TypeError: unhashable type: 'list' only when using multidimensional list to initialize set

I know that this is a commonly asked question and there are numerous posts discussing the topic surrounding hash-able property of set elements, but I am trying to understand why set can accept 1D list but not multi-dimensional list to initialize it.

Look at the below code: Case1, Case2 works (they accept 1D list) while Case3 does not (it accepts 2D list). How and what is the role of dimension in set initialization.

#Case1:
cities = set(["Frankfurt", "Basel","Freiburg"])
print(cities)

#Case2:
citylist = list(["Frankfurt", "Basel","Freiburg"])
setofcitites = set(citylist)
print(setofcitites)

#Case3:
more_cities = set([["Frankfurt", "Basel","Freiburg"], ["Dubai", "Toronto","Sydney"]])
print(more_cities)

Upvotes: 0

Views: 497

Answers (4)

jpp
jpp

Reputation: 164823

Short answer

Strings are hashable, but lists are not.

Longer answer

Understand precisely what is being hashed when you use the set function.

In Case 1 and Case 2, you are hashing the elements of the list, which are actually strings.

In Case 3, you are hashing the elements of the list, which are lists themselves.

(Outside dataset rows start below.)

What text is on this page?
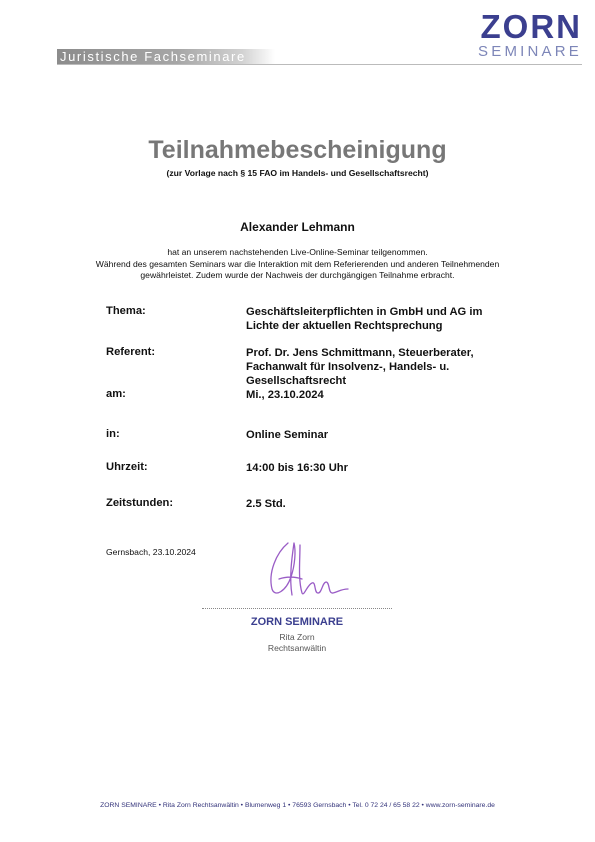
Juristische Fachseminare
ZORN
SEMINARE
Teilnahmebescheinigung
(zur Vorlage nach § 15 FAO im Handels- und Gesellschaftsrecht)
Alexander Lehmann
hat an unserem nachstehenden Live-Online-Seminar teilgenommen.
Während des gesamten Seminars war die Interaktion mit dem Referierenden und anderen Teilnehmenden
gewährleistet. Zudem wurde der Nachweis der durchgängigen Teilnahme erbracht.
Thema:	Geschäftsleiterpflichten in GmbH und AG im
Lichte der aktuellen Rechtsprechung
Referent:	Prof. Dr. Jens Schmittmann, Steuerberater,
Fachanwalt für Insolvenz-, Handels- u.
Gesellschaftsrecht
am:	Mi., 23.10.2024
in:	Online Seminar
Uhrzeit:	14:00 bis 16:30 Uhr
Zeitstunden:	2.5 Std.
Gernsbach, 23.10.2024
ZORN SEMINARE
Rita Zorn
Rechtsanwältin
ZORN SEMINARE • Rita Zorn Rechtsanwältin • Blumenweg 1 • 76593 Gernsbach • Tel. 0 72 24 / 65 58 22 • www.zorn-seminare.de
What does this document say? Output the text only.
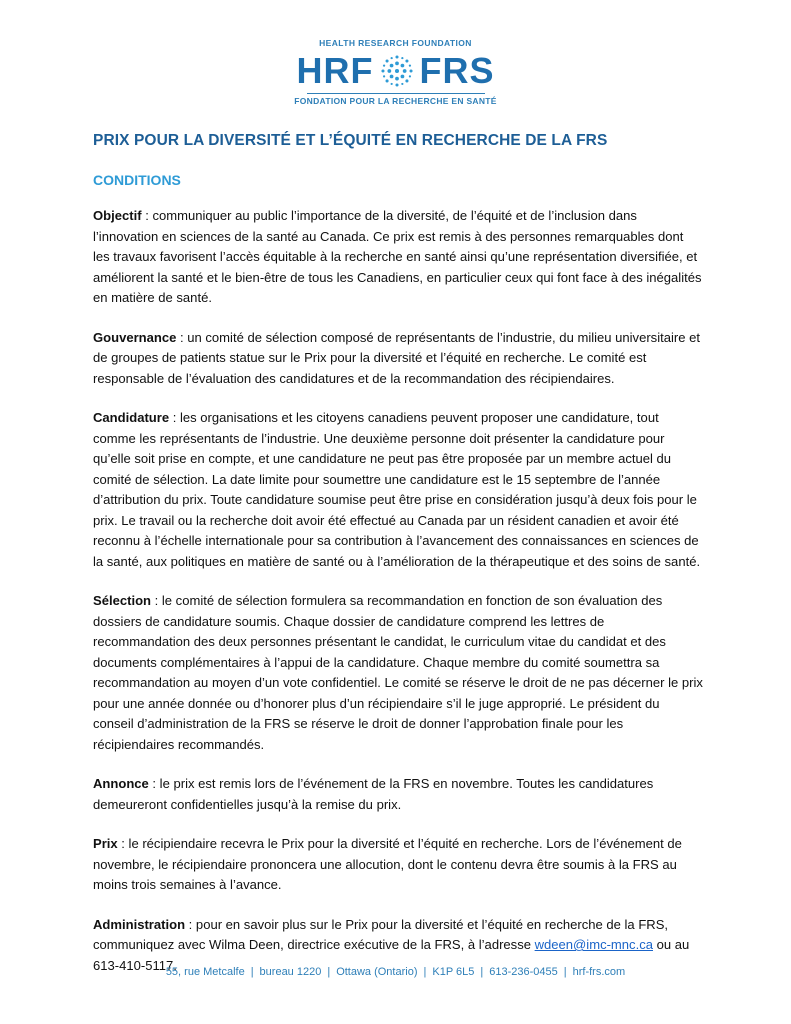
HEALTH RESEARCH FOUNDATION
HRF FRS
FONDATION POUR LA RECHERCHE EN SANTÉ
PRIX POUR LA DIVERSITÉ ET L’ÉQUITÉ EN RECHERCHE DE LA FRS
CONDITIONS

Objectif : communiquer au public l’importance de la diversité, de l’équité et de l’inclusion dans l’innovation en sciences de la santé au Canada. Ce prix est remis à des personnes remarquables dont les travaux favorisent l’accès équitable à la recherche en santé ainsi qu’une représentation diversifiée, et améliorent la santé et le bien-être de tous les Canadiens, en particulier ceux qui font face à des inégalités en matière de santé.

Gouvernance : un comité de sélection composé de représentants de l’industrie, du milieu universitaire et de groupes de patients statue sur le Prix pour la diversité et l’équité en recherche. Le comité est responsable de l’évaluation des candidatures et de la recommandation des récipiendaires.

Candidature : les organisations et les citoyens canadiens peuvent proposer une candidature, tout comme les représentants de l’industrie. Une deuxième personne doit présenter la candidature pour qu’elle soit prise en compte, et une candidature ne peut pas être proposée par un membre actuel du comité de sélection. La date limite pour soumettre une candidature est le 15 septembre de l’année d’attribution du prix. Toute candidature soumise peut être prise en considération jusqu’à deux fois pour le prix. Le travail ou la recherche doit avoir été effectué au Canada par un résident canadien et avoir été reconnu à l’échelle internationale pour sa contribution à l’avancement des connaissances en sciences de la santé, aux politiques en matière de santé ou à l’amélioration de la thérapeutique et des soins de santé.

Sélection : le comité de sélection formulera sa recommandation en fonction de son évaluation des dossiers de candidature soumis. Chaque dossier de candidature comprend les lettres de recommandation des deux personnes présentant le candidat, le curriculum vitae du candidat et des documents complémentaires à l’appui de la candidature. Chaque membre du comité soumettra sa recommandation au moyen d’un vote confidentiel. Le comité se réserve le droit de ne pas décerner le prix pour une année donnée ou d’honorer plus d’un récipiendaire s’il le juge approprié. Le président du conseil d’administration de la FRS se réserve le droit de donner l’approbation finale pour les récipiendaires recommandés.

Annonce : le prix est remis lors de l’événement de la FRS en novembre. Toutes les candidatures demeureront confidentielles jusqu’à la remise du prix.

Prix : le récipiendaire recevra le Prix pour la diversité et l’équité en recherche. Lors de l’événement de novembre, le récipiendaire prononcera une allocution, dont le contenu devra être soumis à la FRS au moins trois semaines à l’avance.

Administration : pour en savoir plus sur le Prix pour la diversité et l’équité en recherche de la FRS, communiquez avec Wilma Deen, directrice exécutive de la FRS, à l’adresse wdeen@imc-mnc.ca ou au 613-410-5117.

55, rue Metcalfe | bureau 1220 | Ottawa (Ontario) | K1P 6L5 | 613-236-0455 | hrf-frs.com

Since lists are mutable objects, they are not hashable.

Upvotes: 2

zwer
zwer

Reputation: 25829

That's because in the first two cases you're essentially converting a list into a set i.e. individual elements of the list become elements of the set. Since those are strings, and strings are hashable, they are allowed in the set.

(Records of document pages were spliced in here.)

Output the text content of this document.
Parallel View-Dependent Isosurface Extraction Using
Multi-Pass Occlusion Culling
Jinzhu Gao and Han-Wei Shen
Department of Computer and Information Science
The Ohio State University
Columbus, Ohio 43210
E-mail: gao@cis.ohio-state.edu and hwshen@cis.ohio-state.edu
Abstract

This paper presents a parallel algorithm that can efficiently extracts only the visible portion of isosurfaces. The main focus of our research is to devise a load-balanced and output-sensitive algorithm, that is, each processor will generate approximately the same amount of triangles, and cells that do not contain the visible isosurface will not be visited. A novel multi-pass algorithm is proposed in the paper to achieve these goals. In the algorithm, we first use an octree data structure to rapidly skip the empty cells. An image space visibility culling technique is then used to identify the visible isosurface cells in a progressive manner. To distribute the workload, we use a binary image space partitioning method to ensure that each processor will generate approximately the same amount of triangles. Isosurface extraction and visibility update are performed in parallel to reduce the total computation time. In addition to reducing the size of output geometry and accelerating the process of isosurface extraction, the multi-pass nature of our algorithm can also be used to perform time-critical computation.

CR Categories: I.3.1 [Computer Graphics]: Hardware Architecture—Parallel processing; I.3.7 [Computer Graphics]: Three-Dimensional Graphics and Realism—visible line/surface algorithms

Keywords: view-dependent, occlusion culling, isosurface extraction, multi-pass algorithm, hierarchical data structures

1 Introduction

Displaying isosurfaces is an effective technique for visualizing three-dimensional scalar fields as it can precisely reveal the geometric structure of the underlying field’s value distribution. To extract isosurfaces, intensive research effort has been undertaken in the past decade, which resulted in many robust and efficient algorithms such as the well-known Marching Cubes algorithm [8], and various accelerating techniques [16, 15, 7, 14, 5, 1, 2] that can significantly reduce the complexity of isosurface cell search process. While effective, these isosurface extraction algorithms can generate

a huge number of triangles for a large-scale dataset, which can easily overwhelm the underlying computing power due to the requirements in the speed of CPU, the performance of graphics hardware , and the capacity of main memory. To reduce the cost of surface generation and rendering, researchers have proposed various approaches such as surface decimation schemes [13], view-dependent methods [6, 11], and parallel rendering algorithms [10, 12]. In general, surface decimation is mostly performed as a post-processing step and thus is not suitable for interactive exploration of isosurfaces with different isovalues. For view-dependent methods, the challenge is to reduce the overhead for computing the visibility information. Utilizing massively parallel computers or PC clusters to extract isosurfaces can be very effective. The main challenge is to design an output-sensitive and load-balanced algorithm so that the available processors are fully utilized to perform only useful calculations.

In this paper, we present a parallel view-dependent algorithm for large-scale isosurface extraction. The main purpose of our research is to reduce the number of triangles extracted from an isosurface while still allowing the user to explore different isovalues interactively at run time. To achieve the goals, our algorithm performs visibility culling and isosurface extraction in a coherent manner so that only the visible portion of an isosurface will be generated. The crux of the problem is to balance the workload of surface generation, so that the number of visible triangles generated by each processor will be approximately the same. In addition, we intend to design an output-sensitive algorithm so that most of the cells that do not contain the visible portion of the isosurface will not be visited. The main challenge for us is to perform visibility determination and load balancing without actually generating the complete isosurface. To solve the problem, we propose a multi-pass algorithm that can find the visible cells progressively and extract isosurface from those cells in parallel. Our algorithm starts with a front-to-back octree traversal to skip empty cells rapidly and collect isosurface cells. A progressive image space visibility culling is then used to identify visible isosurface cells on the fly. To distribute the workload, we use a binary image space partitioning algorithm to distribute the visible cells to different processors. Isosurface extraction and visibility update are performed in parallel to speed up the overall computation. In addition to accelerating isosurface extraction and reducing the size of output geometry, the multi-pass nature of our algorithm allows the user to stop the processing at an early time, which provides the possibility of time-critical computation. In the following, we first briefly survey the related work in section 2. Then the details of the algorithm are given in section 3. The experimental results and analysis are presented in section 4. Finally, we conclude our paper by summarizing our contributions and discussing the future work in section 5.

In the third case the elements of the list you're trying to convert into a set are lists themselves and a list is not hashable, hence the error. It's equivalent as if you've tried to do:

your_set = set()
your_set.add("Frankfurt")  # OK
your_set.add(["Frankfurt", "Basel"])  # Err

Upvotes: 1

shahaf
shahaf

Reputation: 4983

list is mutable object, thus can't be hashed

this will work

more_cities = set([("Frankfurt", "Basel","Freiburg"), ("Dubai", "Toronto","Sydney")])

Upvotes: 0

Carcigenicate
Carcigenicate

Reputation: 45826

In case 1 and 2, no lists are being hashed. The list is iterated, and it's elements are hashed. The hashed elements aren't lists, and are otherwise hashable, so it's fine.

In case 3 though, the outer list is iterated like before, but each element of the list is another list, which are attempted to be hashed. As you know, that won't end well.